Me despierto no sé a qué hora, en la que parece ser mi cama y no entiendo en dónde estoy. Creo que voy a ahogarme con mi propia saliva pero eso no pasa (nunca pasa). Me incorporo en la cama y miro al ventanal gigante que está pegado a mí, un poco más arriba, sin cortinas. Como esperando una respuesta. Hace poco estuve en Valparaíso y llegué a la conclusión de que las personas que viven cerca del puerto tienen mayor tendencia a la nostalgia y a la tristeza. Porque todas esas historias de exilio, idas y venidas, despedidas y extrañarse están siempre ahí, en el aire, en las cosas. Entonces uno mira al mar como mirando al otro lado, hablando con los que no están, pensando en su hogar, en lo que quedó lejos. No me pongo nada en los pies y salgo al balcón aunque hace frío. Sigo mirando como si el mar estuviera enfrente pero son todos edificios y luces.  No quiero volver a la casa que tenía, no quiero construir una nueva. Abajo se pelean los borrachos, se revolean botellas y pegan gritos. Suenan alarmas de autos. Los barrenderos revisan la basura y limpian las veredas y las calles. Yo los miro desde mi semipiso cinco estrellas, mi palacio gris concreto, creyendo que estoy cerca de conseguir todo lo que siempre quise. También fumo y aprovecho a regar las plantas. Para qué otra cosa son los balcones sino es para fumar y acumular plantas de todo tipo. Los veo pasar y creo que tienen frío, refrescó de golpe, injustamente porque la noche prometía. Se ríen, parecen felices. ¿Serán? Busco mi libreta para anotar esto, con forma de pensamiento trasnochado, desvelo... preguntarme una vez más si soy feliz acá.

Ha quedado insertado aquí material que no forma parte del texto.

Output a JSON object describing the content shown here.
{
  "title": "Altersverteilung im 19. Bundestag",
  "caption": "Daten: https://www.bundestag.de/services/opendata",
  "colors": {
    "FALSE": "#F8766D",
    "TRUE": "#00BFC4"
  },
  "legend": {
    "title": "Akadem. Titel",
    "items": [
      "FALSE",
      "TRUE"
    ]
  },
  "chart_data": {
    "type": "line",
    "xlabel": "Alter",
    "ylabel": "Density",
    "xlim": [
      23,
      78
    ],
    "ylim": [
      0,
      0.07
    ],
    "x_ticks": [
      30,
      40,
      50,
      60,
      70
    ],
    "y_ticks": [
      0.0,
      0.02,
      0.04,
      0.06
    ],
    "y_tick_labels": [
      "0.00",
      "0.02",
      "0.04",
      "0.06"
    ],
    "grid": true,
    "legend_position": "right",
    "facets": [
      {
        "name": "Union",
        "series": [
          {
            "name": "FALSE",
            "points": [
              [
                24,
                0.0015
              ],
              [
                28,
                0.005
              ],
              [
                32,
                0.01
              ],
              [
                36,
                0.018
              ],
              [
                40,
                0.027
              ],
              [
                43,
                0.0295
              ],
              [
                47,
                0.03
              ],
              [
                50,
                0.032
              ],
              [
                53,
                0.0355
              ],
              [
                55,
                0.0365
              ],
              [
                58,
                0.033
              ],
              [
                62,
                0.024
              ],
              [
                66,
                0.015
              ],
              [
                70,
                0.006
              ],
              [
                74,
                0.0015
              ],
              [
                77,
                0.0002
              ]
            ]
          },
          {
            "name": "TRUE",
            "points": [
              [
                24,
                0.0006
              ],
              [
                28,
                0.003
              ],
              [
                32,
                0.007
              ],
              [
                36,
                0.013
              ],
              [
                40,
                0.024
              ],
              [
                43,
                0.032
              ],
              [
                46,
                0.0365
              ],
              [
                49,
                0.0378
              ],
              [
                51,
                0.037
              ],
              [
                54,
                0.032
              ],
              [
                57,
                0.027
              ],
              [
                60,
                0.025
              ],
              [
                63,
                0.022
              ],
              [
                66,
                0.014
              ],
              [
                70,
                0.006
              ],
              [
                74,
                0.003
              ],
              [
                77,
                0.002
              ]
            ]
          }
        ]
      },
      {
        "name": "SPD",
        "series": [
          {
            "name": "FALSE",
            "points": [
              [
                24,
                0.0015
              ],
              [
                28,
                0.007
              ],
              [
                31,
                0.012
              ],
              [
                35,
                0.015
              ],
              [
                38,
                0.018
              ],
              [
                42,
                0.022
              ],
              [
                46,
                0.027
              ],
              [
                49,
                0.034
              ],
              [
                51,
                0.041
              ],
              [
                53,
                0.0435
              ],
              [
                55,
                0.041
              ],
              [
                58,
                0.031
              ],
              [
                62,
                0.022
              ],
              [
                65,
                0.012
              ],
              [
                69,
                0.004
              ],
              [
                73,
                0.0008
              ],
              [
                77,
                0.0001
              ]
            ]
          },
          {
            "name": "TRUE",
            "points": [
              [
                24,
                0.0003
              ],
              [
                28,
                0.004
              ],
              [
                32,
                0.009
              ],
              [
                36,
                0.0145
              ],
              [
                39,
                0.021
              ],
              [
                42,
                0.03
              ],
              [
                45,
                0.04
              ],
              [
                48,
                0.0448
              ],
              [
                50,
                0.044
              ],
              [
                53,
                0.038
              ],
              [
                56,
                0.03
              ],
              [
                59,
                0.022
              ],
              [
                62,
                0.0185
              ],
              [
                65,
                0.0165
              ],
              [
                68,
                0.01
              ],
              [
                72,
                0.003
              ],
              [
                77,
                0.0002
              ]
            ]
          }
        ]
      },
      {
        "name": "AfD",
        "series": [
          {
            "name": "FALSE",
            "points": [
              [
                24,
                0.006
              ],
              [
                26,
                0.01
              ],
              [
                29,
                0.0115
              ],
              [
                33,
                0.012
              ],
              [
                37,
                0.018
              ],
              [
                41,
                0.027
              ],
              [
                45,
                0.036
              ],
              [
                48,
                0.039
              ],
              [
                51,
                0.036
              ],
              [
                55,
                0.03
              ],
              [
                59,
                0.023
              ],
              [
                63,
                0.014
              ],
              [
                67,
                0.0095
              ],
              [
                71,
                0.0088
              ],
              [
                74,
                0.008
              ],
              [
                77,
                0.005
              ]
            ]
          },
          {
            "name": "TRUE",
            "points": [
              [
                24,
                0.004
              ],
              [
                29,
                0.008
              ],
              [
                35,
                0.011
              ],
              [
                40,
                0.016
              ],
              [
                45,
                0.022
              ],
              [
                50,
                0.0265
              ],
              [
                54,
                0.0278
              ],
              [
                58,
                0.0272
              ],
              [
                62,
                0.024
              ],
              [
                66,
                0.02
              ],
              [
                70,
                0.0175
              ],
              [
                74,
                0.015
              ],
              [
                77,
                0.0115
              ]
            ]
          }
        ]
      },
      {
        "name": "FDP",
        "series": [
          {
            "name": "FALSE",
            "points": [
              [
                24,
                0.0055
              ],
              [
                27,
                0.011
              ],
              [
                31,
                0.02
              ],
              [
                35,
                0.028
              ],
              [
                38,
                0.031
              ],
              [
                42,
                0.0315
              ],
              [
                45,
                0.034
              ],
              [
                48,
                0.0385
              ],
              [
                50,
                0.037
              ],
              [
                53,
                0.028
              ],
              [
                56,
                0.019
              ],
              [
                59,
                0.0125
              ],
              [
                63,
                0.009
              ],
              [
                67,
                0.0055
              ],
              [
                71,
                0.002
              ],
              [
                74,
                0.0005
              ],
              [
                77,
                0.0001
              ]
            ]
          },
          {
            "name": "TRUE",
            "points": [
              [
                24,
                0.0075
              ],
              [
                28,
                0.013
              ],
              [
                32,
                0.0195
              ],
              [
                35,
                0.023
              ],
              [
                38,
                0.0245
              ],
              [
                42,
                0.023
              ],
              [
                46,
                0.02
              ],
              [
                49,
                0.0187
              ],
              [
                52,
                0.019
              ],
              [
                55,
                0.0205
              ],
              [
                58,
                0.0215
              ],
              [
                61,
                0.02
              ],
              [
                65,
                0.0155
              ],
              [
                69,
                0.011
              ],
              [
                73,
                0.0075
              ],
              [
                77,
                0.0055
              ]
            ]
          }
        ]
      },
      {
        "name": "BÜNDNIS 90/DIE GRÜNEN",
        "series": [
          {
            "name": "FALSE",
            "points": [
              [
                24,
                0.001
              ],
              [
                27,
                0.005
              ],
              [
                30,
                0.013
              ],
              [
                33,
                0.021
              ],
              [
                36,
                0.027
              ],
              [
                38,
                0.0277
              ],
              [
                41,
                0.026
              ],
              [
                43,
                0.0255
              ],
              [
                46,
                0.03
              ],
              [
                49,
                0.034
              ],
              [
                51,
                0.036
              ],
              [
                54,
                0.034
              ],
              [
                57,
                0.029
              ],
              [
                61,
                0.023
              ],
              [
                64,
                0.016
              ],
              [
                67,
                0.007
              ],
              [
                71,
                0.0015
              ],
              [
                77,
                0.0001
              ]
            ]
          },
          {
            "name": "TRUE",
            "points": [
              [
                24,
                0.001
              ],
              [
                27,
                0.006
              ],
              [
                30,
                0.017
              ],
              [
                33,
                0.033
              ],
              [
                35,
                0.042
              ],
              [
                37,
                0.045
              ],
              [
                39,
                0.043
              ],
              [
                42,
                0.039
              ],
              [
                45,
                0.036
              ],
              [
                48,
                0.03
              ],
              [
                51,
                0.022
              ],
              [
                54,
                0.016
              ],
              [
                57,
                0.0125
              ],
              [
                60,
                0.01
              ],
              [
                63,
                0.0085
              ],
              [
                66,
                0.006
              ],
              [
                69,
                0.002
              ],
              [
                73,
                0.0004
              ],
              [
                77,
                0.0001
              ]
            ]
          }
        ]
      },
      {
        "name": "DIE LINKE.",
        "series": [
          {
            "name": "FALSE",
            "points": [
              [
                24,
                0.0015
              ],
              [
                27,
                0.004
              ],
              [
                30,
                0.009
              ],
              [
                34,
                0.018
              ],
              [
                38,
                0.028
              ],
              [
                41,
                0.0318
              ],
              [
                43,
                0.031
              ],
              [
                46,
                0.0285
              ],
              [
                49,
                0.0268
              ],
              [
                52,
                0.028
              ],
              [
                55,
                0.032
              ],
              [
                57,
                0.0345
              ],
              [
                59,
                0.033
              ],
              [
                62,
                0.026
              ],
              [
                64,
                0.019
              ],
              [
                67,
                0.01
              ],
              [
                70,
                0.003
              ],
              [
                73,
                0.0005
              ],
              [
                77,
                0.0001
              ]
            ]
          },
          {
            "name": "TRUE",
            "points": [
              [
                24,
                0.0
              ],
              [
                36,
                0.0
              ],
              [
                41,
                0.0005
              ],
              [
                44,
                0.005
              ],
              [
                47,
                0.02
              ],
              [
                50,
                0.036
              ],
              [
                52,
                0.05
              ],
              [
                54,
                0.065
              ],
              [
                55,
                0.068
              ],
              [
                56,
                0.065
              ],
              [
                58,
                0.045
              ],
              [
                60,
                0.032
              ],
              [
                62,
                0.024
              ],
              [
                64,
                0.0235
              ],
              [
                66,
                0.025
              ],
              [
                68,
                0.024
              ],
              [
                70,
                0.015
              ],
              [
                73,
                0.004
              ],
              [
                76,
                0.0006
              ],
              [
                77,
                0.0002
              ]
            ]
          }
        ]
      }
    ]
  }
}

lunes, 2 de octubre de 2017

Antes de que termine el año:
Lecturas pendientes. César Pavese y Onetti (Piglia). Jorge Amado (viaje a su tierra, en breve). Selección de Marx (seminario). Narrativa actual (lo que sea, acepto sugerencias); nunca hay que perder actualidad en la literatura.
Una ponencia y un artículo todavía inconclusos.

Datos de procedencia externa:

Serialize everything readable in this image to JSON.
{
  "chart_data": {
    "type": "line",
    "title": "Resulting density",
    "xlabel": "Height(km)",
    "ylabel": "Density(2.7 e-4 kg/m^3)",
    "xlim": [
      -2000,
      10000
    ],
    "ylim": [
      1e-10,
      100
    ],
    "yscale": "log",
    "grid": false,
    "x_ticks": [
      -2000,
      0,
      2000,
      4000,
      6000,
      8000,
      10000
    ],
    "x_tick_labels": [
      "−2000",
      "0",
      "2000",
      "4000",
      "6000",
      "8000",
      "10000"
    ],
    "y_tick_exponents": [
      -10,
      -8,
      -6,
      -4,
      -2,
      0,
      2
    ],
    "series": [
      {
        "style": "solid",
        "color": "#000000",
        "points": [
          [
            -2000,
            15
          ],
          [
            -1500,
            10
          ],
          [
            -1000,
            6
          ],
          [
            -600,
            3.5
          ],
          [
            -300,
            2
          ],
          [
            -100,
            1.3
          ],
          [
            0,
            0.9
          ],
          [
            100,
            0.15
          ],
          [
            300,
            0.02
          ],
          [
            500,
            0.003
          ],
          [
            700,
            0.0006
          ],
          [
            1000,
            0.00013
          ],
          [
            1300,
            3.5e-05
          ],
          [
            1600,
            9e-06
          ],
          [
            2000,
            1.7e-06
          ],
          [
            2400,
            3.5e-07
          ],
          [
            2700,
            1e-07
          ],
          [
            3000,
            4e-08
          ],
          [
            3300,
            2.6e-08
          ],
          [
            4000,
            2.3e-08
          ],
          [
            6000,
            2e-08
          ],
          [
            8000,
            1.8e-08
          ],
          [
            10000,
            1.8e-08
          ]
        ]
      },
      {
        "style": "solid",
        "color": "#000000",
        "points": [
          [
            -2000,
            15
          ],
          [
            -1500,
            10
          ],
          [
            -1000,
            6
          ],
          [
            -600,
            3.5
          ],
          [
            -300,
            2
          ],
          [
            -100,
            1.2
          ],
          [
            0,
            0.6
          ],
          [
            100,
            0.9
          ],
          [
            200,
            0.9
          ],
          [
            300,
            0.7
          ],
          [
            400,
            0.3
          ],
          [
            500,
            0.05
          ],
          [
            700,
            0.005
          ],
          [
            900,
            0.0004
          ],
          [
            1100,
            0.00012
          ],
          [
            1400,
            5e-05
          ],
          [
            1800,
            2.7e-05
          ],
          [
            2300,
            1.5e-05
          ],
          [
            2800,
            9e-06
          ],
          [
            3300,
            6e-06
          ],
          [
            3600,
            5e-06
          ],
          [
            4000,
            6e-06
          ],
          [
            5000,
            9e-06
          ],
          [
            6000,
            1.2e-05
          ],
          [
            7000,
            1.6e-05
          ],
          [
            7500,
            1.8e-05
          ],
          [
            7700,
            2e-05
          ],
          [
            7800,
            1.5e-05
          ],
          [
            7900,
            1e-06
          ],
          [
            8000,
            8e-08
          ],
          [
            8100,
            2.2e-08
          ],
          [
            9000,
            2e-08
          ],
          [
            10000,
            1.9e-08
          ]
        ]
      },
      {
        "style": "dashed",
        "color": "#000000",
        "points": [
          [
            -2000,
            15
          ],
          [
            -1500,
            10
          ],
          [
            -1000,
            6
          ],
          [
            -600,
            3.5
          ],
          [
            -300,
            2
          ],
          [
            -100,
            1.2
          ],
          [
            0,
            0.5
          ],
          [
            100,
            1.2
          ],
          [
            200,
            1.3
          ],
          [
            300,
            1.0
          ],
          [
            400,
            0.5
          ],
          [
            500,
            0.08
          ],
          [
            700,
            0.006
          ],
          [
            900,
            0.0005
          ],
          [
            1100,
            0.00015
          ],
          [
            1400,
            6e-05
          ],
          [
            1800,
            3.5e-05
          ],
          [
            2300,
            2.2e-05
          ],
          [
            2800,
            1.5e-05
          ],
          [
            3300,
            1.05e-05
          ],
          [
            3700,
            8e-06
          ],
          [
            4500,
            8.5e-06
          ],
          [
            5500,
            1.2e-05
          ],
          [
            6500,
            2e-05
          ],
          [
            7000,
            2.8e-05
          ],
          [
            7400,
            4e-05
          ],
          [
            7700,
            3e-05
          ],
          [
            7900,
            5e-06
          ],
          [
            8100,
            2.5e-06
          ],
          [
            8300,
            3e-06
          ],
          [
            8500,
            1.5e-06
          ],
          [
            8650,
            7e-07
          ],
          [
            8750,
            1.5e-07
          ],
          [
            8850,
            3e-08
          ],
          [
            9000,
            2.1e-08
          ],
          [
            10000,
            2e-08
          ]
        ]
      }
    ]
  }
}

Completar la huerta con más plantas.
Redacción del proyecto de doctorado, como un mensaje en el desierto o una botella en el mar. No se sabe para qué o para quién pero se mandan. Lo mismo con terminar la tesis.
Corregir algunos cuentos que sin pena ni gloria descansan en mi computadora esperando un final o un cierre (aunque sea en la papelera de reciclaje).
Sacar pasajes para febrero. Encauzar el trabajo hacia objetivos concretos fue bastante productivo este último tiempo. La peor etapa del año es esta, la última. Como tener ganas de hacer pis y estar cerca del inodoro. Algo así. La motivación de un viaje es el mejor energizante para hacer todo lo que tengo que hacer. Mi meta final y más importante: no tener deudas de ningún tipo.